Darum sind leider auch militärische Mittel notwendig. Brutalen Tätern, die sich jedem Dialog entziehen, kann nicht anders begegnet werden. Dabei müssen wir das politische Ziel im Auge behalten, dem Übel des internationalen Terrorismus den Nährboden zu entziehen. Dazu gehören die Bekämpfung von Armut und Ausbeutung, von Elend und Rechtlosigkeit. Dazu gehören verstärkte Anstrengungen, damit alte Konflikte gelöst werden. Den Dialog der Kulturen müssen wir in dem Bestreben führen, Gemeinsamkeiten zu suchen und in der ehrlichen Bereitschaft, Verschiedenheit zu respektieren.


VII.

Wir stehen in diesen Tagen an der Seite der Vereinigten Staaten von Amerika. Gute und feste transatlantische Beziehungen stehen im wechselseitigen Interesse und sind einer der Grundpfeiler unserer Außenpolitik. Ihr Fundament sind die Beziehungen der Menschen zueinander. Unsere Begegnung heute Abend ist ein Sinnbild dafür.

Viele von Ihnen mussten Deutschland, ihre Heimat, in einer Zeit verlassen, in der ein verbrecherisches Regime die Würde des Menschen missachtete.

Sie haben sich hier in den Vereinigten Staaten unter schwierigen Bedingungen eine neue

Existenz aufgebaut und sind Amerikaner geworden. Die meisten von Ihnen haben trotz alldem, was sie erlitten haben, ihre tiefen Wurzeln in der deutschen Kultur nie vergessen und nie verleugnet.

Viele von ihnen haben Brücken zwischen Amerika und Deutschland gebaut, haben sich der alten Heimat wieder zugewandt. Dafür danke ich Ihnen herzlich.

Vor wenigen Jahren wäre es noch undenkbar gewesen, dass das Leo-Baeck-Institut nach Berlin kommt. Heute möchte ich all denen, die die Gründung eines Tochterinstitutes in Berlin initiiert und mitgetragen haben, herzlich danken, vor allem Rabbiner Ismar Schorsch und Exekutivdirektorin Carol Kahn Strauss.

Berlin und ganz Deutschland wird mit dieser Entscheidung ein wichtiger Teil der eigenen Geschichte zurückgegeben. Noch nie in der deutschen Geschichte haben deutsche Wissenschaftler so intensiv und so vorurteilsfrei über jüdische Religion und deutsch-jüdische Geschichte geforscht wie heute.

Die Gründung des Berliner Leo-Baeck-Institutes ist ein wichtiges, ein ermutigendes Signal für das jüdische Gemeindeleben, das sich in Deutschland wieder entwickelt.
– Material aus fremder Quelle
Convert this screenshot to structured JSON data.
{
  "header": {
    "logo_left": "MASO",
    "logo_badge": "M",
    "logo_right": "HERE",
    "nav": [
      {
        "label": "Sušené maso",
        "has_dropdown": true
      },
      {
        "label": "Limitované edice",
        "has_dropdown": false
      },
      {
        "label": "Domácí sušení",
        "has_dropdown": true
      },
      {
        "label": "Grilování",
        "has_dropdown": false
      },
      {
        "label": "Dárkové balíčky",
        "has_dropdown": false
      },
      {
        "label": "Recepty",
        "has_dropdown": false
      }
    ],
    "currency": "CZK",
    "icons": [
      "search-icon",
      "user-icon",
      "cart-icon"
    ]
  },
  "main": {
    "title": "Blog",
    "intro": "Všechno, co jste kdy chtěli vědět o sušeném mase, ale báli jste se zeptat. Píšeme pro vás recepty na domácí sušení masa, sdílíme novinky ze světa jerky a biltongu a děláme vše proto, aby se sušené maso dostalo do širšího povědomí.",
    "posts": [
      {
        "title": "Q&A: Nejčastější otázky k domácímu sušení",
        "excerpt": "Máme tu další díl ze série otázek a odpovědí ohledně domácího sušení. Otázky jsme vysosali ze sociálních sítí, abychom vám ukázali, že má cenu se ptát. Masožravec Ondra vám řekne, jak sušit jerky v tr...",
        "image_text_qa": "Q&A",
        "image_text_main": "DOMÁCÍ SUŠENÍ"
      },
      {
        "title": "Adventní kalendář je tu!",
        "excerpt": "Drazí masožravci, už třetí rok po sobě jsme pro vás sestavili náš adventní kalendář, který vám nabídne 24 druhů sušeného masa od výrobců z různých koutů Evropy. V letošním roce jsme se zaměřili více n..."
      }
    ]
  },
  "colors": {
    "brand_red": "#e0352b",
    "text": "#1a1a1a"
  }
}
Die jüdischen Gemeinden in Deutschland wachsen stärker und schneller an Mitgliedern als alle jüdischen Gemeinden weltweit - allen voran Berlin ...

"Ich traue meinen Augen nicht" hat Israel Singer, Generalsekretär des World Jewish Congress, kürzlich notiert. "Ich sehe wiedereröffnete Synagogen, wiederaufgebaute Gotteshäuser; ich sehe neue jüdische Schulen, Kindergärten und Gemeindezentren. Für mich ist das alles eine fortwährende Überraschung."

Gab es bis 1990 nur 30.000 jüdische Gemeindemitglieder, so ist ihre Zahl seither durch Einwanderung aus der ehemaligen Sowjetunion auf über 100.000 gestiegen und damit nach Frankreich und Großbritannien die größte in Europa.

Wir können noch nicht wissen, ob sich die meisten der Juden, die wieder in Deutschland leben, eines Tages wieder als deutsche Juden oder als Deutsche jüdischen Glaubens fühlen werden. Auf diese Frage wird nur die Geschichte eine Antwort geben.

Ich bin aber fest davon überzeugt, dass wir in Deutschland, wenn wir Respekt und Toleranz, Freiheit und Vielfalt im Alltag verwirklichen, dazu beitragen können.